Сближение работ Рабина с полотнами первых немецких экспрессионистов влечет за собой еще одну параллель. Художники “Моста” очень ценили гравюры Дюрера, восхищались “старыми печатными досками в Нюрнберге”. Их интересовали не только выразительные приемы великого графика, но и удержание мощного духовного потенциала Средневековья. Примерно те же задачи решал и Оскар Рабин. Отсылающий к чеканным образам раннеренессансных красавиц портрет Валентины Кропивницкой 1964 года (“Моя жена”), образы святых на фоне блочных домов в Химках-Ховрино аккумулируют ту же энергию духовного напряженного поиска. С этой точки зрения от работ Рабина до соц-арта или поп-арта так же далеко, как до луны. Он вообще не решает социально-критических задач. Он – о другом. Об апокалиптическом видении мира, забывшего Б-га. Неудивительно, что его стилистика не изменилась после переезда в Париж.

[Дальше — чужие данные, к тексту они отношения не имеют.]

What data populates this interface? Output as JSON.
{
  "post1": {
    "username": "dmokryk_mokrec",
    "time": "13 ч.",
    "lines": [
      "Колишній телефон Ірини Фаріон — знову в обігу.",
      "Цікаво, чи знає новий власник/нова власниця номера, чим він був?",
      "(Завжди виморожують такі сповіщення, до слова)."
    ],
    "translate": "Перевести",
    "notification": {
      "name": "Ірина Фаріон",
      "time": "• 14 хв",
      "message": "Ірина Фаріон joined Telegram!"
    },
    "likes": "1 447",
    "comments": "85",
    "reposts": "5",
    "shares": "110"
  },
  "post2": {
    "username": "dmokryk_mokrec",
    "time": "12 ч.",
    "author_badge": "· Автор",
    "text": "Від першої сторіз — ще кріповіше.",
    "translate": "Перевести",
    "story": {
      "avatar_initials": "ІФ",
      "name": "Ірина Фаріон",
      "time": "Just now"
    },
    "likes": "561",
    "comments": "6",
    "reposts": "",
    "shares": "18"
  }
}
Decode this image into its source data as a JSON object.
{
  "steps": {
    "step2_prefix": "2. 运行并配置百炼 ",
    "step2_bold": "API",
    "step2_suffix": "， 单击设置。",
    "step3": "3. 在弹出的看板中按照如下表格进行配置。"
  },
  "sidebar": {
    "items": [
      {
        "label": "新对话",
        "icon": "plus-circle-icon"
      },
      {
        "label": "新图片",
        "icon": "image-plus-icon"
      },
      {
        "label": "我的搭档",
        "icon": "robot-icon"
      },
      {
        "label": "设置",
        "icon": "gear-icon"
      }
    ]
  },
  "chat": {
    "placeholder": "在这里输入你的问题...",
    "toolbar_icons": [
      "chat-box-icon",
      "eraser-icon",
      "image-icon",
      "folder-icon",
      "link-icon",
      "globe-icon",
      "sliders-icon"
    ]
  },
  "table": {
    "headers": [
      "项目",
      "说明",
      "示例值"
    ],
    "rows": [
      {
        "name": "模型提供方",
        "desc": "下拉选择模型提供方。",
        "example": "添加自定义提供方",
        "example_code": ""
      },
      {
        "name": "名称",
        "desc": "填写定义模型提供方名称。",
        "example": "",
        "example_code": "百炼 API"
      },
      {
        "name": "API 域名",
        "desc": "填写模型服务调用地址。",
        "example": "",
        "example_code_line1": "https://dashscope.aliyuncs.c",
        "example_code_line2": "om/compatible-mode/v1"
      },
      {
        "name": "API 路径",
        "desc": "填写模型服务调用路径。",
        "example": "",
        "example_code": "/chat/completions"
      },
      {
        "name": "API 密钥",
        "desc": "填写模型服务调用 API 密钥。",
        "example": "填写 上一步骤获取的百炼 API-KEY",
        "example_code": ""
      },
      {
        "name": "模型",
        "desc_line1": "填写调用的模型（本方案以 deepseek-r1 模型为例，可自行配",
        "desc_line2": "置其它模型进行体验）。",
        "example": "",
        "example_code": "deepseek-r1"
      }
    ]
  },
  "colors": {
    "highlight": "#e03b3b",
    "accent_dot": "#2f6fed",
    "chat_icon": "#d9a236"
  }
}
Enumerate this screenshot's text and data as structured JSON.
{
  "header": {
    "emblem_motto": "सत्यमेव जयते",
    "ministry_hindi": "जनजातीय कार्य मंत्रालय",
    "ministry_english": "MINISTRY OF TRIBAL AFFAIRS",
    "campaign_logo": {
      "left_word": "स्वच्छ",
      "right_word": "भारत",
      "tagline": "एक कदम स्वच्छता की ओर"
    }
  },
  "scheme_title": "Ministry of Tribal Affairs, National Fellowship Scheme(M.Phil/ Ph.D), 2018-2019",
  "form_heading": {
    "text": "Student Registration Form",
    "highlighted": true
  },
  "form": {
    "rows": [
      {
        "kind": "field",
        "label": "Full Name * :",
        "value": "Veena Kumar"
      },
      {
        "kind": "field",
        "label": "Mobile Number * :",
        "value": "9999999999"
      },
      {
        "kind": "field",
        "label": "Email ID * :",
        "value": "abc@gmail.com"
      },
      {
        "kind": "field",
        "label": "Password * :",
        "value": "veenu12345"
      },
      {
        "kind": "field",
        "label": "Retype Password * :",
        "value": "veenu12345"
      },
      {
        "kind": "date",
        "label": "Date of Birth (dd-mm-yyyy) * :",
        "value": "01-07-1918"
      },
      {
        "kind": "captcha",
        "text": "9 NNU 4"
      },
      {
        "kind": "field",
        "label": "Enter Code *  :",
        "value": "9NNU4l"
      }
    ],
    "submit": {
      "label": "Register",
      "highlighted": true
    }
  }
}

В отличие от экспрессионистов, он не использует технику гравюры. Но ему явно импонируют ее суровая сдержанность и точность штриха. Интересно наблюдение Льва Кропивницкого, так описывавшего работу Оскара Рабина: “В его работах нет ничего от нашей русской расхлябанности и безответственности. Напротив – он отвечает за все. От качества грунта до строго найденной подписи. Он рационалист. Всякая случайность чужда ему. Все, что он делает, должно быть создано им. Состав краски и характер деформации, очередной экстравагантный прием и общий живописный эффект. Он никогда ничего не упускает. И не ищет вдохновенья. Он заставляет себя работать ежедневно в определенные часы и почти без неудач”.
Странным образом рационализм и строгая внутренняя дисциплина художника служат для передачи отпечатка мистического опыта. Опыт этот явлен в его работах с прямотой, которая может показаться безыскусной или декларативной. Но, сдается, чем дальше, тем больше шансов у нее оказаться востребованной.